|Date(s):||July 2, 1873 to 1896|
|Course:||“Rise And Fall of the Slave South,” University of Virginia|
|Rating:||4 (4 votes)|
In 1867, the National Grange of the Patrons of Husbandry was established to unite small farmers around the United States in the aftermath of the Civil War and combat problems facing them. Grangers around the United States began calling for railroad regulation to lower crop freight rates in addition to negotiating better credit rates with local merchants and combating falling crop prices. One local example of the incredible growth the Grangers experienced was in Tennessee. On July 2, 1873, representatives from 40 local granges convened to form a Tennessee-wide grange and elect a Worthy Master of the State Grange. By November of that year, there were 215 local granges, and by May of 1874 the total was 823. Meanwhile, regional attempts at coordination also began to emerge, including interstate connections and communications among granges. In August of the year, well before the Panic had begun, the Atlanta Constitution published a substantial article describing the rise of the Farmers' Movement as absolutely astonishing, and without precedent for rapidity of growth;in no part of the country is the movement gathering strength faster than in the cotton belt.' With agriculture already a powerful legislative force in Western states like Illinois and Kansas, the agrarian South during the summer of 1873 was a veritable powder keg of potential political power; the disastrous events of September 18 simply provided the flashpoint which ignited it.

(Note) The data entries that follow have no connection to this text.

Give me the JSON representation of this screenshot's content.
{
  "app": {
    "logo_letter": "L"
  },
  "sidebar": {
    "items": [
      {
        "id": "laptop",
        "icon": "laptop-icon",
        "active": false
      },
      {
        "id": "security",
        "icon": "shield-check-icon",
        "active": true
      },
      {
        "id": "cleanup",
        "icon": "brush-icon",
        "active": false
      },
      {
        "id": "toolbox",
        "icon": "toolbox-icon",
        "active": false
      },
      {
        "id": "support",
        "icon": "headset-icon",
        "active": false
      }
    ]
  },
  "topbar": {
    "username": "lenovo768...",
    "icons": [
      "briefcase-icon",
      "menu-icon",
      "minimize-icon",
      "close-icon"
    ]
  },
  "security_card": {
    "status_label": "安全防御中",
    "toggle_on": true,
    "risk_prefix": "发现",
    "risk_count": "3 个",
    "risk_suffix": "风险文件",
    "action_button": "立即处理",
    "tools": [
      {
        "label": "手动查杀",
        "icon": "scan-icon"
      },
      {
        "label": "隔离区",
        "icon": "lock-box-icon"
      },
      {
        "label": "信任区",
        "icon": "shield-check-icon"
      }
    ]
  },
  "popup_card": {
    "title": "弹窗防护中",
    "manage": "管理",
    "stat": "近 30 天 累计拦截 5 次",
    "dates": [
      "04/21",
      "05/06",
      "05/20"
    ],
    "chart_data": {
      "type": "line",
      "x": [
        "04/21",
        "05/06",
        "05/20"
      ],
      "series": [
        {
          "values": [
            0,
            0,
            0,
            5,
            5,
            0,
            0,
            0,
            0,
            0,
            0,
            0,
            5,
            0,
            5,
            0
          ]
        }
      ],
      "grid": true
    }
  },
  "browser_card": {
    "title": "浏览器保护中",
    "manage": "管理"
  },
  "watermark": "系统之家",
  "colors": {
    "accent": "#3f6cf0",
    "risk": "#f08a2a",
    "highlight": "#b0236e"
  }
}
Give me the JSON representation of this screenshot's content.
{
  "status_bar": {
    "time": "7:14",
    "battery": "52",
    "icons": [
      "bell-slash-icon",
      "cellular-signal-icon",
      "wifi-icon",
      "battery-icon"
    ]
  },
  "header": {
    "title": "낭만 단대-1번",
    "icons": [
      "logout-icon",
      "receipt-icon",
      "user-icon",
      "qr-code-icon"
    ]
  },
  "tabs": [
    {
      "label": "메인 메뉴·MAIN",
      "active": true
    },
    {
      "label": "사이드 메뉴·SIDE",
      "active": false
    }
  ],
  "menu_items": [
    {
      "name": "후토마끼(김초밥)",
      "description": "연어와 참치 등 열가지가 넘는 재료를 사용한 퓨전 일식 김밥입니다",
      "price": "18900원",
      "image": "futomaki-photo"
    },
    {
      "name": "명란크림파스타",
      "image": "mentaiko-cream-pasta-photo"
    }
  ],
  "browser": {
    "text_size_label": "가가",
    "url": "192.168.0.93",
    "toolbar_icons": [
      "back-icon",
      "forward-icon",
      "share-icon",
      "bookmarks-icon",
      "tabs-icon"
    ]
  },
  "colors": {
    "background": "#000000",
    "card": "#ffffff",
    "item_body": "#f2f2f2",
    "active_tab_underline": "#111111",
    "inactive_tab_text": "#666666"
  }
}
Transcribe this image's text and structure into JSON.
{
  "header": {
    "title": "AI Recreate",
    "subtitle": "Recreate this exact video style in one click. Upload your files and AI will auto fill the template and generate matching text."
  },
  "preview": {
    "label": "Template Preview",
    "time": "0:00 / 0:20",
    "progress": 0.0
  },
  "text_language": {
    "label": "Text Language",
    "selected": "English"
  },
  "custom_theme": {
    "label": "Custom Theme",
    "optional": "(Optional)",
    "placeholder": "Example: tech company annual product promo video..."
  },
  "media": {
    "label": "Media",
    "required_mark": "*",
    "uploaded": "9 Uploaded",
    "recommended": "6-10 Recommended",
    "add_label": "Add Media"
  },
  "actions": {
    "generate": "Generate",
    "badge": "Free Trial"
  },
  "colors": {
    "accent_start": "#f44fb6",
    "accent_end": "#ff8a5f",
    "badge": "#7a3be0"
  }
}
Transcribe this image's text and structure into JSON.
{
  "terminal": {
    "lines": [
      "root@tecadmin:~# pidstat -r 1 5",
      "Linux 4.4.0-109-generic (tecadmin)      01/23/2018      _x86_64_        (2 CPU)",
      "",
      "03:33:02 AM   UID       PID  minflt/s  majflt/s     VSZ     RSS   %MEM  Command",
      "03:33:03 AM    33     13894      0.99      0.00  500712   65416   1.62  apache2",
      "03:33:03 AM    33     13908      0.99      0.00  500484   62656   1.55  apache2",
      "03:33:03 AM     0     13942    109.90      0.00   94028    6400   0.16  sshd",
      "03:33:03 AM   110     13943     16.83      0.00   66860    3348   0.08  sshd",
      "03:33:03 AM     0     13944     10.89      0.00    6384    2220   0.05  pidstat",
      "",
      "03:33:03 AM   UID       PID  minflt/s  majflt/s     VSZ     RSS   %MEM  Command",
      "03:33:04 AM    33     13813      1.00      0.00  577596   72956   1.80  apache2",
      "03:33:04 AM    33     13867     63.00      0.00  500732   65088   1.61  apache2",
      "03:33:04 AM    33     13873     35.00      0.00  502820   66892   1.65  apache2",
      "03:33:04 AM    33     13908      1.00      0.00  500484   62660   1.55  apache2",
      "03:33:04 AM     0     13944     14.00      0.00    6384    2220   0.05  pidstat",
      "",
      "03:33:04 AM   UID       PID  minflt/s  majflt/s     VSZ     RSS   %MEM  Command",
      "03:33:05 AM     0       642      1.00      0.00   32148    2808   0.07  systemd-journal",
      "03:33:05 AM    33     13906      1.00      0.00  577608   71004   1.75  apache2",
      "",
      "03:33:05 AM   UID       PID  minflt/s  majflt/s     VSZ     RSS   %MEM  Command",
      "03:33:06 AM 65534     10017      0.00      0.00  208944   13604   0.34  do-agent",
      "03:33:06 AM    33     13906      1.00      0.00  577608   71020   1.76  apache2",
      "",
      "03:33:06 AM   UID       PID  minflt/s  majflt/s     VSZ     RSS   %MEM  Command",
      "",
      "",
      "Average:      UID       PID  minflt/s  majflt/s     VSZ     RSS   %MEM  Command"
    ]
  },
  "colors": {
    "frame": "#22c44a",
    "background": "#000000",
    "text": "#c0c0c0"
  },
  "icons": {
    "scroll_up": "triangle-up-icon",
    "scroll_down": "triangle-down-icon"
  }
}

It has always been said that the agricultural interests of the country [are] the slowest to move, or to change, but when they do once start, the movement is steady, strong, and irresistible.' These words, written by a Constitution staffer in August, proved prophetic after the Panic of 1873 hit. The Grange Movement gained a new urgency as crop prices began a precipitous five-year decline; the price of cotton was slashed by nearly fifty percent between July and December. Adding to farmers' woes was the steady deflation which accompanied falling prices. Deflation (caused by a shortage of gold to back currency) meant that farmers' debts were becoming more expensive as their crops were bringing in less revenue, which made for a dire situation indeed. The secretary of the Georgia State Grange telegraphed an open invitation to Patrons of Husbandry and farmers generally of the Cotton States' to a mass Granger meeting in Atlanta on November 25, 1873 to devise and consider measures looking for relief of prevailing distress.' Nationally, Grange membership peaked in 1875 at 250,000. The popularity and political power of the Granger Movement, fueled by the severity of farmers' financial situations, lead to the passage of Granger Laws' regulating railroads, as well as laying the foundation for the Populist movement and Greenback Party of the late 1880s and 1890s.